François Bayle marquera son passage par l’INA-GRM – qu’il dirigera entre 1966 et 1975 – par le développement de nouveaux instruments, principalement informatiques, et par la création de l’Acousmonium. Cet « orchestre de haut-parleurs », conçu comme un « espace de projection pénétrable, disposé en vue d’immersion sonore, d’une polyphonie spatialisée, articulée et dirigée », est en soi une « autre utopie, dédiée à la pure écoute ». Il permet l’expression directe dans la salle, et une réelle mise en scène du son. Celui-ci, exposé sous sa forme pure, déjà détaché de ses origines par l’enregistrement, peut ainsi être réinjecté dans l’espace, et manipulé à sa guise par le compositeur. Toute son œuvre est ainsi étonnamment marquée par une présence très marquée du geste : start/stop, pan manuel, entrée et sortie des sons dans l’espace…
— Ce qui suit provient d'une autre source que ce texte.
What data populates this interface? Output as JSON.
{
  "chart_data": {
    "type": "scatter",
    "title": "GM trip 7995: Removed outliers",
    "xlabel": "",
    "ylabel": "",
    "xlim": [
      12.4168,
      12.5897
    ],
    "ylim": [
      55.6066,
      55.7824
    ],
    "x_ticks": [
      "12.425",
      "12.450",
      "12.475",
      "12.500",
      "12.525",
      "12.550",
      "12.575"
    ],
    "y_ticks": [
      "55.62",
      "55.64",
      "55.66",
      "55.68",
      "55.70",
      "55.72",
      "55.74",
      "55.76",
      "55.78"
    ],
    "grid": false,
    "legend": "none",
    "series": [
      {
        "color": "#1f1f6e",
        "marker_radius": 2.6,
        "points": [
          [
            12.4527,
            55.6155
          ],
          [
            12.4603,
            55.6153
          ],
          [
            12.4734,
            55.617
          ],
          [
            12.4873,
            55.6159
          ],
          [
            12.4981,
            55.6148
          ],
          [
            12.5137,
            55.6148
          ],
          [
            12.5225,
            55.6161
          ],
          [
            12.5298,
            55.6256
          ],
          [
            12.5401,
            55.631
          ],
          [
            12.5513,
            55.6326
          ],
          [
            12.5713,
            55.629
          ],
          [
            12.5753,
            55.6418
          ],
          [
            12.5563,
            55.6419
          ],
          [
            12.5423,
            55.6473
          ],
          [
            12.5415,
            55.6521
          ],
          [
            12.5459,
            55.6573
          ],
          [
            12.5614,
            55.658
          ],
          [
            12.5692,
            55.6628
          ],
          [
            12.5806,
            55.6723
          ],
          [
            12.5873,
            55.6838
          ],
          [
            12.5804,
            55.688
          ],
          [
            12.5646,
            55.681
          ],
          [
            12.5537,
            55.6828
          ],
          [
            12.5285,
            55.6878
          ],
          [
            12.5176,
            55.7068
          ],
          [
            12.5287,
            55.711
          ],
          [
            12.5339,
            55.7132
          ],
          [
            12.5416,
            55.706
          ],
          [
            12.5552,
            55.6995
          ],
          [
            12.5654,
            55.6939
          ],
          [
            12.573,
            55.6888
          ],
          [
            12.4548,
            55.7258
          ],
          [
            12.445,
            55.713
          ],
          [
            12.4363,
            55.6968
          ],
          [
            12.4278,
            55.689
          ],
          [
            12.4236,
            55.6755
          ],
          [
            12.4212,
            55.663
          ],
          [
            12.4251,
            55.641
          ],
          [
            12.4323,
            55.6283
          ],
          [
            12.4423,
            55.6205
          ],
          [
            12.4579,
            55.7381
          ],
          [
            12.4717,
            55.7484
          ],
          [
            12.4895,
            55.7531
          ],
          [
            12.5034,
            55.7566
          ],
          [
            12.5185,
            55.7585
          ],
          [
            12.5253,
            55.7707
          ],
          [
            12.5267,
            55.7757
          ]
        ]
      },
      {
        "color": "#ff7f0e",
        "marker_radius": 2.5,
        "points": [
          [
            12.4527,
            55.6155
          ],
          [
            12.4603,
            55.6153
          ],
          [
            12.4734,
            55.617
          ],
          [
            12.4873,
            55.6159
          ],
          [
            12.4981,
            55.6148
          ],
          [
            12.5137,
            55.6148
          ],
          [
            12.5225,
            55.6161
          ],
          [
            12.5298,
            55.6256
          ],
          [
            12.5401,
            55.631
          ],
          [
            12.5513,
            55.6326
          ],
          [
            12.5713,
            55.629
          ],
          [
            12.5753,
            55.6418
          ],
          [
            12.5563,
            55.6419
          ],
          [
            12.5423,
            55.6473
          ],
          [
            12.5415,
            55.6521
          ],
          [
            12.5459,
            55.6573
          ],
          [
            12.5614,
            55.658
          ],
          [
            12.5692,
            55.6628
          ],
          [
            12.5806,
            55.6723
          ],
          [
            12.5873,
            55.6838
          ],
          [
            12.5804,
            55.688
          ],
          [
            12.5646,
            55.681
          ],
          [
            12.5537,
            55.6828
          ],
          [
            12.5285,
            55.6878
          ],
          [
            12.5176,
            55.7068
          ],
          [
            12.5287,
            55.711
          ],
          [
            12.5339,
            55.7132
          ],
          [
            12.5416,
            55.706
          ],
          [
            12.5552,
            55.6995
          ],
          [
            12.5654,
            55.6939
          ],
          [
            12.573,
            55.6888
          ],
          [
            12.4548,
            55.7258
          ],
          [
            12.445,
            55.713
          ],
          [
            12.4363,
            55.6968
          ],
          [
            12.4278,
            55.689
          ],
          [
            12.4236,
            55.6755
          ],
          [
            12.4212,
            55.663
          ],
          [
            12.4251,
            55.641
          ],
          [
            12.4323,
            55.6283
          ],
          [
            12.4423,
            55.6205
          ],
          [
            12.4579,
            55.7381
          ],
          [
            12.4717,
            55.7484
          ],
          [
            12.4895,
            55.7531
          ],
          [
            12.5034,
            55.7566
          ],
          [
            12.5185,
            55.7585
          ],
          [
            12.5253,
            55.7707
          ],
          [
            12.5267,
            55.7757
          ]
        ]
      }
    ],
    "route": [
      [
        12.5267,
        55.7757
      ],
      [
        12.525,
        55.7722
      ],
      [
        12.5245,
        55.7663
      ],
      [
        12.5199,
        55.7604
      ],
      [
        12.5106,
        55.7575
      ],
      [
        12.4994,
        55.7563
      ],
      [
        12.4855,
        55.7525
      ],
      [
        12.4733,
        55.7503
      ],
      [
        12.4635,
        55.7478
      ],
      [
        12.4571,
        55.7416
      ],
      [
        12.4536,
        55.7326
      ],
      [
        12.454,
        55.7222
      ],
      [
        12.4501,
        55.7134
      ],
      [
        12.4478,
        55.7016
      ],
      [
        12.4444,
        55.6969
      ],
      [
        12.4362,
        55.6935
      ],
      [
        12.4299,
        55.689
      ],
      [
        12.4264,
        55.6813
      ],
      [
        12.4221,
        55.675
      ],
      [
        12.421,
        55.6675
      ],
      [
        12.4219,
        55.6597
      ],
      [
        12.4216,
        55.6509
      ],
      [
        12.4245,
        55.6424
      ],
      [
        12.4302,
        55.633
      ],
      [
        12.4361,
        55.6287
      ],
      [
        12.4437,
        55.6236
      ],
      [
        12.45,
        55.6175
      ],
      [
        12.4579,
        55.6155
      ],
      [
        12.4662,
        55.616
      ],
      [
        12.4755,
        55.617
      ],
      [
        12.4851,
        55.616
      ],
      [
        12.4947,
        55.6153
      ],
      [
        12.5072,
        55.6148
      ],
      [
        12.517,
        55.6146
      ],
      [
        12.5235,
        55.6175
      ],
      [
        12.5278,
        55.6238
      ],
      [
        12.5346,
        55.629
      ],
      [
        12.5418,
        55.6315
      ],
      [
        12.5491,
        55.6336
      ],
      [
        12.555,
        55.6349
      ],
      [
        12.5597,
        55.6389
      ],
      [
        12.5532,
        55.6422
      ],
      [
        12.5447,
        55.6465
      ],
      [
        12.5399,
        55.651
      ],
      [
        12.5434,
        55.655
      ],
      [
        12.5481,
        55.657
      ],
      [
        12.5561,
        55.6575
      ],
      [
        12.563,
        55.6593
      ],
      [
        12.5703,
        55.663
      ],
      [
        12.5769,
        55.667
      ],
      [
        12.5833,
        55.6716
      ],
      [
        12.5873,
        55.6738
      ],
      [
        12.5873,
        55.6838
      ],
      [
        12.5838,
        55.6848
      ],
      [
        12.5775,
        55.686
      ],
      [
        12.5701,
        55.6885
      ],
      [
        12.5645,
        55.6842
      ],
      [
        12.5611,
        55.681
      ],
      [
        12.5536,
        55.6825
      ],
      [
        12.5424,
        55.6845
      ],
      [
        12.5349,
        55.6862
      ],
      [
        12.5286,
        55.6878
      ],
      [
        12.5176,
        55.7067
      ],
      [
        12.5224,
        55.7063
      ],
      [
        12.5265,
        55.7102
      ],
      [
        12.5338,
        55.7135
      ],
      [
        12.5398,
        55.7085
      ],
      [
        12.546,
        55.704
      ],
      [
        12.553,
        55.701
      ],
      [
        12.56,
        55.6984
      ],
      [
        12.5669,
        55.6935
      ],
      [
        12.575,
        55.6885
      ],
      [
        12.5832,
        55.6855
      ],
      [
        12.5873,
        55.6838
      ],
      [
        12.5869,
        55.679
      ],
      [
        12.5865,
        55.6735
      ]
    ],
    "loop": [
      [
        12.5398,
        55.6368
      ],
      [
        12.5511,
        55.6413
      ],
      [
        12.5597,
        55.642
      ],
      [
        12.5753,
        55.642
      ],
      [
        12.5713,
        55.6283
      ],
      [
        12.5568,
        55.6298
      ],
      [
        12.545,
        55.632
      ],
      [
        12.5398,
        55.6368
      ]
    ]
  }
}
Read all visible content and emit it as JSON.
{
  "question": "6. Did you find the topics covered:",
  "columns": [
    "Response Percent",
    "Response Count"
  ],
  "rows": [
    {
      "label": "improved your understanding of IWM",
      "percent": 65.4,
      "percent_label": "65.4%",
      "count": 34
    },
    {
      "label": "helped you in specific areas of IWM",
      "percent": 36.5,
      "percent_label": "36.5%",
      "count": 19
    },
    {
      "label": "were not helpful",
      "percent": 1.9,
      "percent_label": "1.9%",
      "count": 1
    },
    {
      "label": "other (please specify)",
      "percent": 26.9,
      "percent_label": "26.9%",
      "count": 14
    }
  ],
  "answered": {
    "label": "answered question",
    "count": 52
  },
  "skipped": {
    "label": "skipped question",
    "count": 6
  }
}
Les « utopies » sonores qu’il réalise de cette manière métamorphosent ces sons, leur confèrent une nouvelle fonction, une nouvelle signification. De fragments de réels qu’ils étaient, ils deviennent base d’une nouvelle réalité poétique, d’une série d’univers parallèles – ou comme ici d’espaces inhabitables. Ces mondes inventés sont des constructions complexes, dont les éléments se veulent évocateurs et poétiques à la fois. Malgré l’aspect concret de la musique concrète, il faut éviter de conclure à une relation directe du son de l’objet à l’objet lui-même, comme si un piano n’exprimait que lui-même. La frontière est toujours floue entre l’exploration sonore d’un objet, la poétique de cet objet et les dérives oniriques ou poétiques qu’elle permet. Une fois encore il ne faut pas se laisser abuser par ce terme de musique concrète ; si ses matériaux de base sont bien tangibles, souvent tactiles même, la musique qui en est tirée est, elle, parmi les plus abstraites, en ce sens qu’elle ne se veut ici absolument plus figurative, qu’elle refuse le lien entre la sonorité et l’objet qui la produit. Une balle de ping-pong chez Bayle ne parle pas de sport, pas plus qu’une presse hydraulique n’y parle d’industrie.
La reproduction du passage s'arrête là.